H4: Social interaction between service providers and consumers motivates consumers to voluntarily reward online free health service contributors in OHCs.
Moderating Effects of Social Interaction

CEST suggests that the extent to which people think or behave primarily according to the experiential system or rational system depends on the situation [70]. The relative influence of both systems varies along a dimension of complete dominance by one system to complete dominance by the other [70,95]. Previous studies have verified that external factors could change the effects of experiential and rational systems [81,82]. For example, in a conflict‐handling context, constructive thinking together with the experiential system and rational system influences consumers’ conflict‐handling style [81]. In an online shopping context, consumers’ involvement changes the effects of experiential information on their product attitude and purchase intention [80]. We followed the above findings and proposed that social interaction as an external factor changes the effects of the experiential system and rational system on consumers’ VRBs.

OHCs are web-based social networks in which health-related stakeholders with common interests, goals, or practices interact to share health information and knowledge, communicate health services, and engage in social interaction [7,91]. It is the nature of social interaction and the resources embedded within social interaction networks that sustain the communities [91]. In OHCs, social interaction links different community members and provides them opportunities to discuss health information and knowledge [93,96]. We proposed that higher levels of social interaction can facilitate consumers to think or behave in a manner that is based more on the rational system. This is because by interacting with others, consumers can clearly express their health condition and needs, which also helps knowledge providers to better understand their needs and thus offer more useful suggestions. Consumers can then also carefully compare different information they receive. During the above mentioned process, they take time to think and logically evaluate the quality of informational support, which also slows down their decision-making process. Given that the rational system is slow and more logical, consumers’ VRBs rely more on their rational system [70,95], meaning they rely more on informational support. Thus, we proposed the following:

H5: Social interaction positively moderates the effect of informational support on consumers’ voluntary rewarding behaviors in OHCs.

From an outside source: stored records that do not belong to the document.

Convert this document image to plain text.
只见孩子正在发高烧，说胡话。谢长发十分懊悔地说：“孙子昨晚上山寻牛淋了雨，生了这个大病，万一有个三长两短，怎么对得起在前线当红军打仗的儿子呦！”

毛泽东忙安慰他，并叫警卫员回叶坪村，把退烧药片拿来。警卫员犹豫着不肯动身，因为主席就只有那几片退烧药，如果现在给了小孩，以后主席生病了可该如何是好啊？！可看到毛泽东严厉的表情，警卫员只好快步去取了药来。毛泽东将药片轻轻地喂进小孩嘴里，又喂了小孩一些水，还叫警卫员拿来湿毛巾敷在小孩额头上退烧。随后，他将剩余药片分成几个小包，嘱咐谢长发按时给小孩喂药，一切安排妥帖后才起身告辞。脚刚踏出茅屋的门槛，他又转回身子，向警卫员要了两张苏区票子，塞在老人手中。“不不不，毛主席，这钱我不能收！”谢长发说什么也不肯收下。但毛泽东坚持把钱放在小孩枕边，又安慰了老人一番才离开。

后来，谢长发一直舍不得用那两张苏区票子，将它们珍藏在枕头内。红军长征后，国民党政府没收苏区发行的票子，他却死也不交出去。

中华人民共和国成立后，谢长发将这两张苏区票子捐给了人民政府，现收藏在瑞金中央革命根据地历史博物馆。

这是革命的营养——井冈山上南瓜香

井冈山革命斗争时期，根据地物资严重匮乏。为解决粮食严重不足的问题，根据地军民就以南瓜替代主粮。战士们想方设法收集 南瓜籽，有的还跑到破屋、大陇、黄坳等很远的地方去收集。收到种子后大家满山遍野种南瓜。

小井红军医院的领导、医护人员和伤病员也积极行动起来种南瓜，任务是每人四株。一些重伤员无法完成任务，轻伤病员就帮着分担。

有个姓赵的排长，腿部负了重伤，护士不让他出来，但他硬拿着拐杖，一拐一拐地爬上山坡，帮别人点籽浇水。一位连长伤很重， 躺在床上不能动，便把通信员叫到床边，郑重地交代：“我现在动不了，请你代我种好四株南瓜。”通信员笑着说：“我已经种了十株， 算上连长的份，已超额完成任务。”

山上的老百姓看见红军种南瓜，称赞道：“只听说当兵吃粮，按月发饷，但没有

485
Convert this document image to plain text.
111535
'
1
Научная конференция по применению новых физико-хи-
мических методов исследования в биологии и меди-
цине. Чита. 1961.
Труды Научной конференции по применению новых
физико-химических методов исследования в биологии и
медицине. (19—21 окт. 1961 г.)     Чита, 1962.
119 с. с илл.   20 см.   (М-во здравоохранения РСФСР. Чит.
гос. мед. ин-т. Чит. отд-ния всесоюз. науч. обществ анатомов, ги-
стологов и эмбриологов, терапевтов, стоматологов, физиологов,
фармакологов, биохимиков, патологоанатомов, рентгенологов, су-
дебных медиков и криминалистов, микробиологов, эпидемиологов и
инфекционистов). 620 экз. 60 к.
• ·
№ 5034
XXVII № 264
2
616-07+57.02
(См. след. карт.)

As discussed earlier, both emotional support and social norm compliance are factors relating to the experiential system. According to CEST, because the relative influence of the experiential system and rational system varies from complete dominance by one to complete dominance by the other [70], when consumers rely more on their rational system to decide whether or not to reward, they tend to rely less on their experiential system, ie, although higher levels of social interaction make consumers rely more on informational support, it also makes users rely less heavily on emotional support and social norm compliance. In addition, when consumers are highly involved in social interaction, they pay more attention to the informational support they receive; therefore, they tend to be less influenced by their emotions and social norms [91]. Thus, we proposed the following:

H6: Social interaction negatively moderates the effect of emotional support on consumers’ voluntary rewarding behaviors in OHCs.
H7: Social interaction negatively moderates the effect of social norm compliance on consumers’ voluntary rewarding behaviors in OHCs.

Data Collection

To test the hypothesized model, we crawled an objective dataset from the question and answer forum on a Chinese OHC for mental health (the question and answer forum on YiXinLi). YiXinLi is a leading web-based health community for mental health in China. We focused on mental health because without mental health there can be no true physical health [97]; in addition, mental health services in China are relatively limited [98,99], and consumers usually read books or use the internet for health-related knowledge or services [100].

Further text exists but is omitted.